Nelson de Oliveira é um dos escritores brasileiros mais renomados de sua geração — a Geração 90 —, autor de Subsolo Infinito, Babel Babilônia e Poeira: Demônios e Maldições, e duas vezes ganhador do Prêmio Casa de las Américas e do Prêmio da Associação dos Críticos de Arte. Nos últimos anos, tem se voltado para a ficção científica, escrevendo como “Luiz Bras” e assinando obras de relevância como a coletânea de histórias Paraíso Líquido e os romances Sozinho no Deserto Extremo e Distrito Federal. Oliveira tem acompanhado a evolução das séries Shiroma, Matadora Ciborgue e As Lições do Matador. De fato, não fosse por sua atuação como editor da antologia Futuro Presente e das revistas do Projeto Portal, talvez nenhuma das duas séries chegasse a existir. O texto abaixo é a introdução do livro de histórias Shiroma, Matadora Ciborgue (Devir; 2015).
Introdução
O conto “Rosas Brancas” foi um presente maravilhoso de Roberto de Sousa Causo para o nascente Portal Solaris (primeiro dos seis números do Projeto Portal). Esse conto dá início à arrebatadora série protagonizada por uma órfã — Bella Nunes — obrigada a crescer e sobreviver entre assassinos profissionais. Muito mais tarde, em sua primeira missão (“O Novo Protótipo”), Bella se transforma em Shiroma. Essa narrativa ambientada no bairro da Liberdade é uma de minhas prediletas. Enfim, tive a sorte de acompanhar, em primeira mão, o nascimento e o desenvolvimento de uma protagonista bastante incomum.

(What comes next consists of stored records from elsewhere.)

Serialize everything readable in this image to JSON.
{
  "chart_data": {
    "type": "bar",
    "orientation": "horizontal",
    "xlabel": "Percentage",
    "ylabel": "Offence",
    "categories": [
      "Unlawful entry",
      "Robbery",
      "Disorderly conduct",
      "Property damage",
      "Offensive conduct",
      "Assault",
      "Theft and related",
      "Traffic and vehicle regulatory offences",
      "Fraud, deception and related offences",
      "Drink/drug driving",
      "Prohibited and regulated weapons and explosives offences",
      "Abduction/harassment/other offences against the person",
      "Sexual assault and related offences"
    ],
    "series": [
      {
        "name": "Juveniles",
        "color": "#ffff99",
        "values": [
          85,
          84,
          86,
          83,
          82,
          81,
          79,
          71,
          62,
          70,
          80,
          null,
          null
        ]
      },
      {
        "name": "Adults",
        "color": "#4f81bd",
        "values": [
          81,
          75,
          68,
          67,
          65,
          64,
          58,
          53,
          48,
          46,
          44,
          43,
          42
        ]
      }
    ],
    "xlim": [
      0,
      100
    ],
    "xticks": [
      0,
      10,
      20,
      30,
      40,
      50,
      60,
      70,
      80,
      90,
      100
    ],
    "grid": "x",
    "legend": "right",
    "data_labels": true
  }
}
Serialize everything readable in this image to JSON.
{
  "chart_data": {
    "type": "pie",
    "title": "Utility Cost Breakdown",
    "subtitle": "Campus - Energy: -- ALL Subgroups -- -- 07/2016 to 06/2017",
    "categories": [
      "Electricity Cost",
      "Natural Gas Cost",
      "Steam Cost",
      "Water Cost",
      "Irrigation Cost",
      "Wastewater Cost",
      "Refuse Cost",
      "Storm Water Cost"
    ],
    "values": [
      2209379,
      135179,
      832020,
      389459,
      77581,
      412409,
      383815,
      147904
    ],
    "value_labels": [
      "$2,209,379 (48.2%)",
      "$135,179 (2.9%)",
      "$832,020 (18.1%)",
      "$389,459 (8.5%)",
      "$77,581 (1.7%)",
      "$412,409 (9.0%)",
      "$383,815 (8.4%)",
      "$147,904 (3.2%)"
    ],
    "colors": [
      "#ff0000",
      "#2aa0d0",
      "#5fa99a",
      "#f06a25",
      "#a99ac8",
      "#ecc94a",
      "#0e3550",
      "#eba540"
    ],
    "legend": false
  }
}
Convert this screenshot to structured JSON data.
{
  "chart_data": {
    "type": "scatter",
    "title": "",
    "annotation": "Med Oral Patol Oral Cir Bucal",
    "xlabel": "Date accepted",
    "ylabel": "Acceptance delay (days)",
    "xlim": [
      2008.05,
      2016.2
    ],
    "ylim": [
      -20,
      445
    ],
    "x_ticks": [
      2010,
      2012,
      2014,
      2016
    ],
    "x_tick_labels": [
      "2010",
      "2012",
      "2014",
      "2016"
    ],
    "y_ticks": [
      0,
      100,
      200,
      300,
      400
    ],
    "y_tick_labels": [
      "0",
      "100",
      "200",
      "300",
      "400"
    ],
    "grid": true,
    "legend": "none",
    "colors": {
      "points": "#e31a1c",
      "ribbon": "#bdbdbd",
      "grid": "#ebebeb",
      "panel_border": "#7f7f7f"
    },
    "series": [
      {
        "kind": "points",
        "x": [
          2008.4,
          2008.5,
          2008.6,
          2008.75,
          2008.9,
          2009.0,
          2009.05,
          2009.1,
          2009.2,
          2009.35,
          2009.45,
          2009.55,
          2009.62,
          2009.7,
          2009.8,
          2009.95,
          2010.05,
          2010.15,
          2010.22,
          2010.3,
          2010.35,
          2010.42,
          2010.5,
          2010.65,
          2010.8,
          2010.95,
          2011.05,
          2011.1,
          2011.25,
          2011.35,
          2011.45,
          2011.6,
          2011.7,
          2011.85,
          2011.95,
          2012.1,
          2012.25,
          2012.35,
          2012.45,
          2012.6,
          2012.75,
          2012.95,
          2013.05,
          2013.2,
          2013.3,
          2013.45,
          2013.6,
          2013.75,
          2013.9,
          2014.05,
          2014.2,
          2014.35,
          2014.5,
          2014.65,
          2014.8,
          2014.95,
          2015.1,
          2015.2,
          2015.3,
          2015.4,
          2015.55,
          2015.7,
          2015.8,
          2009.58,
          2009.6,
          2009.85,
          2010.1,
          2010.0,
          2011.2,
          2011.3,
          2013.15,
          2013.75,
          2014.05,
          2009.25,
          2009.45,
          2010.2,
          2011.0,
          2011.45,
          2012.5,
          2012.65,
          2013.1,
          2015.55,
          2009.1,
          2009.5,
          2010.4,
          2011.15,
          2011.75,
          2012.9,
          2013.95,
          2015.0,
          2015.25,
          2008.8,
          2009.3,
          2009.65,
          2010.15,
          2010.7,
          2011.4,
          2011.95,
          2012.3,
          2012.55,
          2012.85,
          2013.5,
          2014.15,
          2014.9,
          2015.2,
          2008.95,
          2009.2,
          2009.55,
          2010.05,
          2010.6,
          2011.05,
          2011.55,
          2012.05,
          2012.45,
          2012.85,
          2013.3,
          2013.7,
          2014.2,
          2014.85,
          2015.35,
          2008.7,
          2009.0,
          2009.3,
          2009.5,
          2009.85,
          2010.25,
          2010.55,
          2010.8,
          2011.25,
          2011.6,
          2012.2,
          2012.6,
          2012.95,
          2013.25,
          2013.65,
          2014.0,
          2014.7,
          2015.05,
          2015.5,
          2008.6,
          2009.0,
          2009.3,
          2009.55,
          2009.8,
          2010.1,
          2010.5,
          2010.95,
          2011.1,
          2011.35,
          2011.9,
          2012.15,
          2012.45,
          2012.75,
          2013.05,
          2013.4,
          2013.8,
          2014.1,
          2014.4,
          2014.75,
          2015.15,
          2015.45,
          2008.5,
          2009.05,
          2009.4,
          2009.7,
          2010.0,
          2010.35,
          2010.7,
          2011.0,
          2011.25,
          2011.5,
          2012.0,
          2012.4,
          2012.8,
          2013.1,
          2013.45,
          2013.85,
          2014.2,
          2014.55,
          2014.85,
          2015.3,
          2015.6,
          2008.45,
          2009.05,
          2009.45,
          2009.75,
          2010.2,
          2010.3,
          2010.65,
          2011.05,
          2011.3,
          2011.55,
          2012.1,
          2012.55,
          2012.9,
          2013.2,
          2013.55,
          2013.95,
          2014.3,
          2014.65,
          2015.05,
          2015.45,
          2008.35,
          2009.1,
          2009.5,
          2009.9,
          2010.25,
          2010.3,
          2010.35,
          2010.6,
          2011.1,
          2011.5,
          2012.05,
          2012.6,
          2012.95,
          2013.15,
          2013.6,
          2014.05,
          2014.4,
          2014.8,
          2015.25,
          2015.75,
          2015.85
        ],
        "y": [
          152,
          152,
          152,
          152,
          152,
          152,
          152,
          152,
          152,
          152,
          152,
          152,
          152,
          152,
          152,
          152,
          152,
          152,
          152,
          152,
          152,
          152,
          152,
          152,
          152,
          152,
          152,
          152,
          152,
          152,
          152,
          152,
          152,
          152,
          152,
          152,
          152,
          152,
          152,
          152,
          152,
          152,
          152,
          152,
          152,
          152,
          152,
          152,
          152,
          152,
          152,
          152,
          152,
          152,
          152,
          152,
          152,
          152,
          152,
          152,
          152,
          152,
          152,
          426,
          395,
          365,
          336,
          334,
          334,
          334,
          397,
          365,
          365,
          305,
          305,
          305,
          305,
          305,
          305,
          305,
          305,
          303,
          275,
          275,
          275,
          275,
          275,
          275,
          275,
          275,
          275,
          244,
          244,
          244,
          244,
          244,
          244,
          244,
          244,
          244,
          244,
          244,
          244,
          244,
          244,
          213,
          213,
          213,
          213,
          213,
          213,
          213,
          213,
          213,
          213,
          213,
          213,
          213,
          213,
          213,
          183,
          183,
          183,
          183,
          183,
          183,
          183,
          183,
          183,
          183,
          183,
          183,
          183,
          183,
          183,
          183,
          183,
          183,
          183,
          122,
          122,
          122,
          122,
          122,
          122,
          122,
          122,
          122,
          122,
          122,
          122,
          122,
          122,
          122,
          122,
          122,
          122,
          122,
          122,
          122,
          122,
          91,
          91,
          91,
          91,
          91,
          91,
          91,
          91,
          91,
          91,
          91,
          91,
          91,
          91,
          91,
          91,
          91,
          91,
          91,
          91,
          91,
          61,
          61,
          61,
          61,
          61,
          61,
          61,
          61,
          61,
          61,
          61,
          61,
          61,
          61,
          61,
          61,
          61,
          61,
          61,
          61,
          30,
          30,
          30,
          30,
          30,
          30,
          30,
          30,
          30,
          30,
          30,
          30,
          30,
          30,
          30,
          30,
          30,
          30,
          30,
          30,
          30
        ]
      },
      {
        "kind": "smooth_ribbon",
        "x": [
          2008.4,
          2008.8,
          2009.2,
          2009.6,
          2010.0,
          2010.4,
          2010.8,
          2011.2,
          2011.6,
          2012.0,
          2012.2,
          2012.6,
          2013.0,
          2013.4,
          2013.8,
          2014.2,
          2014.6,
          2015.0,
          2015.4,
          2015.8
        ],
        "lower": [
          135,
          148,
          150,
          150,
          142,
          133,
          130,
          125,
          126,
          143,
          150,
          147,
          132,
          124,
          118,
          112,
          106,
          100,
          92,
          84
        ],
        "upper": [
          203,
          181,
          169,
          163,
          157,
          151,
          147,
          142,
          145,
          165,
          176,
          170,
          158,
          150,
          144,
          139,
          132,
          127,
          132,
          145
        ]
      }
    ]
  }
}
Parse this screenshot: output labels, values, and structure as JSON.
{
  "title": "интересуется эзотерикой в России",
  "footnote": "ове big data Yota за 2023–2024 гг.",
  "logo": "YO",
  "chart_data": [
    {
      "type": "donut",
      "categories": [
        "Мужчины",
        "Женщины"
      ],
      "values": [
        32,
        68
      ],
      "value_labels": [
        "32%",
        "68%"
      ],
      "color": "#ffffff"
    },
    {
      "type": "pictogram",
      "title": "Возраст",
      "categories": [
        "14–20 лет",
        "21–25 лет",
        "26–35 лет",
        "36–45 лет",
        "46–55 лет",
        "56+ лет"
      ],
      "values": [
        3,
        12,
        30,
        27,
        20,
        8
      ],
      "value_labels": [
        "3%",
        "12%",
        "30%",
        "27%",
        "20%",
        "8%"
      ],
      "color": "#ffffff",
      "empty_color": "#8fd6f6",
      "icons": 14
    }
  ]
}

Na mesma época, a pesquisadora Regina Dalcastagnè, da Universidade de Brasília, divulgava seu estudo sobre o espaço social no romance tupiniquim, denunciando o nosso estereótipo de protagonista (homem branco, hetero, de classe média). Logo ficou claro que esse clichê ficcional também domina o conto brasuca. Shiroma veio combater essa tendência.
Shiroma é guerreira, mas às vezes aparece bastante fragilizada emocional e fisicamente, e esse é um ponto importante em toda a série. Isso humaniza a heroína ciborgue. E o recurso da concha do mar é genial. Suas aventuras nas Zonas de Expansão Humana são uma lufada de ar fresco no ambiente modorrento da literatura contemporânea. Shiroma é a contraparte necessária de Jonas Peregrino, outro importante protagonista criado pelo autor. Os dois habitam um universo físico e mental ampliado pela tecnologia mais inquietante. Mas vivem em planos opostos, apesar da sobreposição gravitacional. Shiroma e Peregrino são diferentes até na semelhança psicológica: ambos lidam com os conflitos morais mais complexos, quase indecidíveis.
A promessa de que um dia se encontrarão mexe com minha fantasia erótica. A matadora ciborgue e o comandante dos Jaguares:
amigos, antagonistas, amantes? Mal posso esperar.
Esta é uma coletânea densa, que merece mais de uma leitura. Reunidos, os onze contos que a compõem se iluminam, oferecendo muitas camadas secretas. Eles tecem ao redor de Shiroma um casulo de violência e nostalgia, uma jaula emocional cuja única chave pode estar nas lembranças despertadas por uma concha do mar.